Now that's all for unchecked conversions. When you have a checked conversion, it doesn't just interpret the bits - it treats the value as a number instead. So for example:
// In a checked context...
byte a = 128;
sbyte b = (sbyte) a; // Bang! Exception
That's because 128 (as a number) is outside the range of sbyte. This is what's happening in your case - the number 18446744073708240732 is outside the range of long, so you're getting an exception.

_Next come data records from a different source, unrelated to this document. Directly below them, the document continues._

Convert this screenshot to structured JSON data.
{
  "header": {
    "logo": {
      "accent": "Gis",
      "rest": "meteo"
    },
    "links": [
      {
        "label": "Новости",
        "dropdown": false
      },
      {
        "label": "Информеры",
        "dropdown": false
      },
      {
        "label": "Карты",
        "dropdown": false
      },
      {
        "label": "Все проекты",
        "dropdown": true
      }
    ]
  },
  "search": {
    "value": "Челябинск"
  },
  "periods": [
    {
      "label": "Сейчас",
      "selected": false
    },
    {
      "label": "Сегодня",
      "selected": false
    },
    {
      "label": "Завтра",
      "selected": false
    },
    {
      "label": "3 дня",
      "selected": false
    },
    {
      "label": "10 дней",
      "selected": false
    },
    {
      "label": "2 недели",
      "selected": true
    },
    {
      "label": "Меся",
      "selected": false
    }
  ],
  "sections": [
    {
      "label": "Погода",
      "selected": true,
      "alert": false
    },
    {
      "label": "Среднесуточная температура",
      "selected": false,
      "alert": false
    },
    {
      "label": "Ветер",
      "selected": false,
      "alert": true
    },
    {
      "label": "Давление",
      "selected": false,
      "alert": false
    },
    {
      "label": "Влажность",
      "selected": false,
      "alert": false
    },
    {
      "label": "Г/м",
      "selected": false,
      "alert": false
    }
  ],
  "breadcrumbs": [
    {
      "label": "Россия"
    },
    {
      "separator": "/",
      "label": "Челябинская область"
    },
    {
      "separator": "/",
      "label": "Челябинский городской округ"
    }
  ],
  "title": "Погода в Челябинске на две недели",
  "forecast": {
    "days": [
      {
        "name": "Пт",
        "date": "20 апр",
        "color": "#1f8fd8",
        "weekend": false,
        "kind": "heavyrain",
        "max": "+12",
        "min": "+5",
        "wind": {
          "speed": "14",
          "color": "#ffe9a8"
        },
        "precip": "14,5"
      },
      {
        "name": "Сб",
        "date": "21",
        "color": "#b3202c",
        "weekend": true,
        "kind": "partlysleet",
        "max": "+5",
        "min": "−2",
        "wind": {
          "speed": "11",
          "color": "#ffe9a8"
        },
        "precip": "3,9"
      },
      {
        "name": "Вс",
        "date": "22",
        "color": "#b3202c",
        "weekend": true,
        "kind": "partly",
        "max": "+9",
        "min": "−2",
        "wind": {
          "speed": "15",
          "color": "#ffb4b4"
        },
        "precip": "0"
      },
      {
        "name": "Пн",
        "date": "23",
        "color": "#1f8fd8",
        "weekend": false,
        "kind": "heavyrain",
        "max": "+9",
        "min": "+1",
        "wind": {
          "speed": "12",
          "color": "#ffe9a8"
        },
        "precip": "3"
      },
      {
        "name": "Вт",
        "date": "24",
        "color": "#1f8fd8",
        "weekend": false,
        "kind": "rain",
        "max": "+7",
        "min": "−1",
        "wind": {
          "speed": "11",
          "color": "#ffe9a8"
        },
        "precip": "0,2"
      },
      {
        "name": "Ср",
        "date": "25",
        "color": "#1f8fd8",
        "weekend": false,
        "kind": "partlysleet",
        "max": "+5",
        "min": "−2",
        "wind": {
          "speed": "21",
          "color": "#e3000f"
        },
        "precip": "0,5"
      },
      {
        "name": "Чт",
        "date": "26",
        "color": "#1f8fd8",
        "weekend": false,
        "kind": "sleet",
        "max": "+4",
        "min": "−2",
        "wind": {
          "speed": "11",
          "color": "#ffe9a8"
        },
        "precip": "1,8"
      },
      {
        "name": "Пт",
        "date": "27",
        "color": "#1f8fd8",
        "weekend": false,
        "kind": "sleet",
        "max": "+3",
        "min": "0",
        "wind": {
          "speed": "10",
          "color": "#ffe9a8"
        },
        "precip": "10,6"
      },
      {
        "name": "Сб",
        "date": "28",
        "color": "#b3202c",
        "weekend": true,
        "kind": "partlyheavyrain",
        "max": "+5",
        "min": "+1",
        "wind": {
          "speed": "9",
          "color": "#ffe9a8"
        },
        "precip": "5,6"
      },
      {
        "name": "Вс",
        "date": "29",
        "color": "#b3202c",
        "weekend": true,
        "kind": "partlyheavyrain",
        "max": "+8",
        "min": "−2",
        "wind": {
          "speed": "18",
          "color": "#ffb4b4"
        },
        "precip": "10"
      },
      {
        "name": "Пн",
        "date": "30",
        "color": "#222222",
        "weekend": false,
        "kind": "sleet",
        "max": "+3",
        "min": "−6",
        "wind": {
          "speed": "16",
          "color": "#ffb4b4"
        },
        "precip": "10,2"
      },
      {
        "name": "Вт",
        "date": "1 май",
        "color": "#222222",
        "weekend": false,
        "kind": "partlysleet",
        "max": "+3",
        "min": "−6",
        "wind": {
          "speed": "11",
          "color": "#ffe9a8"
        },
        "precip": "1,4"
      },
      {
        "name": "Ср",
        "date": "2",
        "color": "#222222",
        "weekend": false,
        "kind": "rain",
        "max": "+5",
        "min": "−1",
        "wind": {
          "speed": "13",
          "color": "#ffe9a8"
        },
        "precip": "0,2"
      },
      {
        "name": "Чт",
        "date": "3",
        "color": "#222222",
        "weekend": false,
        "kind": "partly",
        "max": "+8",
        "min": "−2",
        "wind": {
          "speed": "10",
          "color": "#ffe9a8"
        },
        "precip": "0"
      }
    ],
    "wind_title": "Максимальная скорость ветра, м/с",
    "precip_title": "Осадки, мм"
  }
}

The checked conversion is treating it as a number which can be range-checked, rather than an unchecked conversion just reinterpreting the bits as a long (which leads to the negative number you want).
Get_QWord()? (And is there any reason you're violating normal .NET naming conventions with both that andTAG_TI_BALANCE, as an aside?) Without knowing what the code is doing, it's very hard to give good advice.